@duncan

Working with Azure blob md5 digests

June 21, 2018

Azure Blob Storage provides MD5 digests of files in base64 encoding. This causes a small issue because many command line tools — as well as AWS S3 — use hex encoding for their digests. You’ll need to do some conversions if you want to compare files using the two different digests.

What are MD5 digests and why would we care about comparing them? In a nutshell, they provide a short constant-sized checksum for a file. No matter how big a file is, you can get a summary that represents the state of the file using a standard function. Take a digest from a 4MB file (or a 4TB one!) on your local computer and one generated on a server of a file you want to compare it to, and you only need to transfer 32 or so bytes to tell if the contents are the same or not.

Well, that’s not strictly true. There are collisions in the MD5 algorithm that make it unacceptable for cryptographically secure purposes. When you know that you’re comparing what should be the same file on both sides of a network connection, however, it’s perfect for the job. Comparing digests instead of transfering entire files makes a directory sync process much faster.

Ok. Enough about that. Let’s look at how to compare digests in the two different encodings, which is the whole purpose of this post.

Using shell

The command line md5 tool on macOS (also known as md5sum on Linux) for my website’s 404 page on my local filesystem gives:

$ md5 -q public/404.html 
"3b75d4041511720a85f535897008d14b"

If I look at that same file’s checksum as returned by Azure (I’m using the az and jq command line tools to fetch the properties of the blob and select out the right field from the returned JSON), I get:

$ az storage blob show -c \$web -n 404.html | 
    jq -r .properties.contentSettings.contentMd5
"O3XUBBURcgqF9TWJcAjRSw=="

There’s the difference between the hex and base64 encodings. Comparing those two digests won’t give us the results we want. Enter xxd, the command line hexdump tool, and base64 the command line base64 encoder:

$ md5 -q public/404.html | xxd -r -p | base64
"O3XUBBURcgqF9TWJcAjRSw=="

Perfect. Now we can compare digests. And, as you’d expect, we can run everything in reverse to go the other way:

$ echo "O3XUBBURcgqF9TWJcAjRSw==" | base64 -D | xxd -p
"3b75d4041511720a85f535897008d14b"

Put all of the above together, and we can get the hex-encoded hash direct from Azure with:

$ az storage blob show -c \$web -n 404.html |  
    jq -r .properties.contentSettings.contentMd5 | 
    base64 -D | 
    xxd -p
"3b75d4041511720a85f535897008d14b"

Now, we’re cooking. If you’re a hardcore shell user, like my friend Nathan Herald (who taught me all about the magical command-line JSON processor that is jq), you can wrap these pipelines up in some bash functions and you’re set.

Using ruby

While I like proving things out using shell, the reason I went down this rabbit hole in the first place was to sync my website content with Azure Blob Storage. I use Rake to build my site, so let’s look at this in Ruby.

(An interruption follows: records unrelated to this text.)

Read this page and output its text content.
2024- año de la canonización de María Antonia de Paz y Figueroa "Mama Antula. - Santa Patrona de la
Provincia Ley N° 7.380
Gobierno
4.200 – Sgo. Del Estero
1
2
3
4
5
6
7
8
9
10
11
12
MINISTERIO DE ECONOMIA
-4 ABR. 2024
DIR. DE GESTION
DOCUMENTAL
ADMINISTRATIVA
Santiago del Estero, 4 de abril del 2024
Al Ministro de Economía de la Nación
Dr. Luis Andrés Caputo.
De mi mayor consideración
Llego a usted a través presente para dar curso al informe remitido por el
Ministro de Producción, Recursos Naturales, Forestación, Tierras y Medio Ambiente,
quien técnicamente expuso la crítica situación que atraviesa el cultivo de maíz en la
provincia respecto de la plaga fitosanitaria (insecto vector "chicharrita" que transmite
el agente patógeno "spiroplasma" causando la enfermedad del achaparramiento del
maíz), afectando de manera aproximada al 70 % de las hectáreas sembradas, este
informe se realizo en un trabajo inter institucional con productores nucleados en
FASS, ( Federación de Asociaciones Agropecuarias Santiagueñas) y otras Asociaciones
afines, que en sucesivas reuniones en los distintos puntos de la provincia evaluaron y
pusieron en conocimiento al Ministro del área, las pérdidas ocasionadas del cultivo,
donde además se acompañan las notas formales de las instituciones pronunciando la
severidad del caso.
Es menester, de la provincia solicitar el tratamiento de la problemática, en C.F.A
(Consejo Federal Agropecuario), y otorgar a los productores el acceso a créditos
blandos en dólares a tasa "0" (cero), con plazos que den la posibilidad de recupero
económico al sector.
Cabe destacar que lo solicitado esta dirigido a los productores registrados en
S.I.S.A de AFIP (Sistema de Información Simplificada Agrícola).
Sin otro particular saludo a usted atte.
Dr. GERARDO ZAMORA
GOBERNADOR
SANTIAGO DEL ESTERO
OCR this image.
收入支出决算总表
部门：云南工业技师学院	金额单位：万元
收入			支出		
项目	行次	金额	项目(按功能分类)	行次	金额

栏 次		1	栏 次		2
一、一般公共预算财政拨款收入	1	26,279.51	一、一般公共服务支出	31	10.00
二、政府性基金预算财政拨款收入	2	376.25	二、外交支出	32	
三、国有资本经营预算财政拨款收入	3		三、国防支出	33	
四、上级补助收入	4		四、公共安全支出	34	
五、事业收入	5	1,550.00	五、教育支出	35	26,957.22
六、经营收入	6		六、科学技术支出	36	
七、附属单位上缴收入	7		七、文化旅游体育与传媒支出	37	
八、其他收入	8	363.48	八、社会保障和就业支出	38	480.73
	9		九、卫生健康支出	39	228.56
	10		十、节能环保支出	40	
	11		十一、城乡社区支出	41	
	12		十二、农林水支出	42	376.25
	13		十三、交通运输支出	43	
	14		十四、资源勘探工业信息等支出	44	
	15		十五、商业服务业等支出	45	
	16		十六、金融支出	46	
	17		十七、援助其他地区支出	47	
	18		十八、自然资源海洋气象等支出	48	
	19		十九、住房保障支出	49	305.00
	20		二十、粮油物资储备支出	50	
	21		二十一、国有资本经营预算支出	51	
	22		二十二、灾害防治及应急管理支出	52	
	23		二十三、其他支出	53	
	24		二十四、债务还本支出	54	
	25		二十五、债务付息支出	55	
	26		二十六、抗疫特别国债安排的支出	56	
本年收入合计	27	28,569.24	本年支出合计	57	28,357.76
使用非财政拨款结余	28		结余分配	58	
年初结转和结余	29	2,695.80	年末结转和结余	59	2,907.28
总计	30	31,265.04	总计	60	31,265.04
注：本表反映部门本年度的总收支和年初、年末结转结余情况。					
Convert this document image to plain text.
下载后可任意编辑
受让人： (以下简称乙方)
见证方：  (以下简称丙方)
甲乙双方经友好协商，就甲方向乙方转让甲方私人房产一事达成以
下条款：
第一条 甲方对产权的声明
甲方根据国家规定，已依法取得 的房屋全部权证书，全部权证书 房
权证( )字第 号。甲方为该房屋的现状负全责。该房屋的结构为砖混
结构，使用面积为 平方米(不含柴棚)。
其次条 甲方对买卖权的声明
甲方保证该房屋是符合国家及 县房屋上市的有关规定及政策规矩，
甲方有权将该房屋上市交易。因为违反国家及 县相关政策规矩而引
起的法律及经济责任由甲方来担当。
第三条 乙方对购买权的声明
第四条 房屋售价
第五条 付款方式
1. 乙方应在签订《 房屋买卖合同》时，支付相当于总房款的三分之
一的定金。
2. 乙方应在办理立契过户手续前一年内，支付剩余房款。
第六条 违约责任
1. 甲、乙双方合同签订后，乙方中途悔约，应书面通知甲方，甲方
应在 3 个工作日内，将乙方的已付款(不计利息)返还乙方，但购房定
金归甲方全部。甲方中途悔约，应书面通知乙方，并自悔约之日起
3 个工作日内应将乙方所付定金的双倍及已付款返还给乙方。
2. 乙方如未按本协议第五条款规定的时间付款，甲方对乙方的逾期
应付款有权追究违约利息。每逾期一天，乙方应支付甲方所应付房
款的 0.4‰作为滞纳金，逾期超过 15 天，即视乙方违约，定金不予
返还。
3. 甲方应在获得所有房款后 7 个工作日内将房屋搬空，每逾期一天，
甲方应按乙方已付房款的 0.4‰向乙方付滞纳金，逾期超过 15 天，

Grabbing the hex encoded digest of a file in Ruby is straightforward:

require 'digest'

path = "public/404.html"
hexdigest = Digest::MD5.hexdigest(File.read(path))
# hexdigest is "3b75d4041511720a85f535897008d14b"

Getting the base64 encoded version is just as easy:

base64digest = Digest::MD5.base64digest(data)
# base64digest is "O3XUBBURcgqF9TWJcAjRSw=="

If you need to go between the two, however, because you’re comparing a digest you have from AWS S3 with one from Azure Blob Storage, it’s a bit more work. This requires getting comfortable with Ruby’s Array#pack and String#unpack methods. To go from hex to base64 encoding, you can do:

base64digest = [[hexdigest].pack("H*")].pack("m0")
# base64digest is "O3XUBBURcgqF9TWJcAjRSw=="

And, to do the reverse from base64 to hex:

base64digest.unpack("m")[0].unpack("H*")[0]
# returns "3b75d4041511720a85f535897008d14b"

These incantations aren’t exactly pretty and don’t really expose their intent well, but once figured out they work nicely and can be hidden away behind a function somewhere.

Putting things together

I mentioned that I went down this rabbit hole to upload my website to Azure blob storage. Here’s was the next step of proving out how to do that in Ruby, and an example of why using MD5 digests is useful:

require 'azure/storage/blob'

path = "public/404.html"
data = File.read(path)
local_digest = Digest::MD5.base64digest(data)

client = Azure::Storage::Blob::BlobService.create
blob = client.get_blob_properties("$web", "404.html")
remote_digest = blob.properties[:content_md5]

if local_digest != remote_digest 
  client.create_block_blob("$web", "404.html", data)
end

After this, the next step was to get all the hashes for both the remote and local files, compare them, and upload the ones that changed. However, that’s an exercise I’ll leave to the intrepid reader.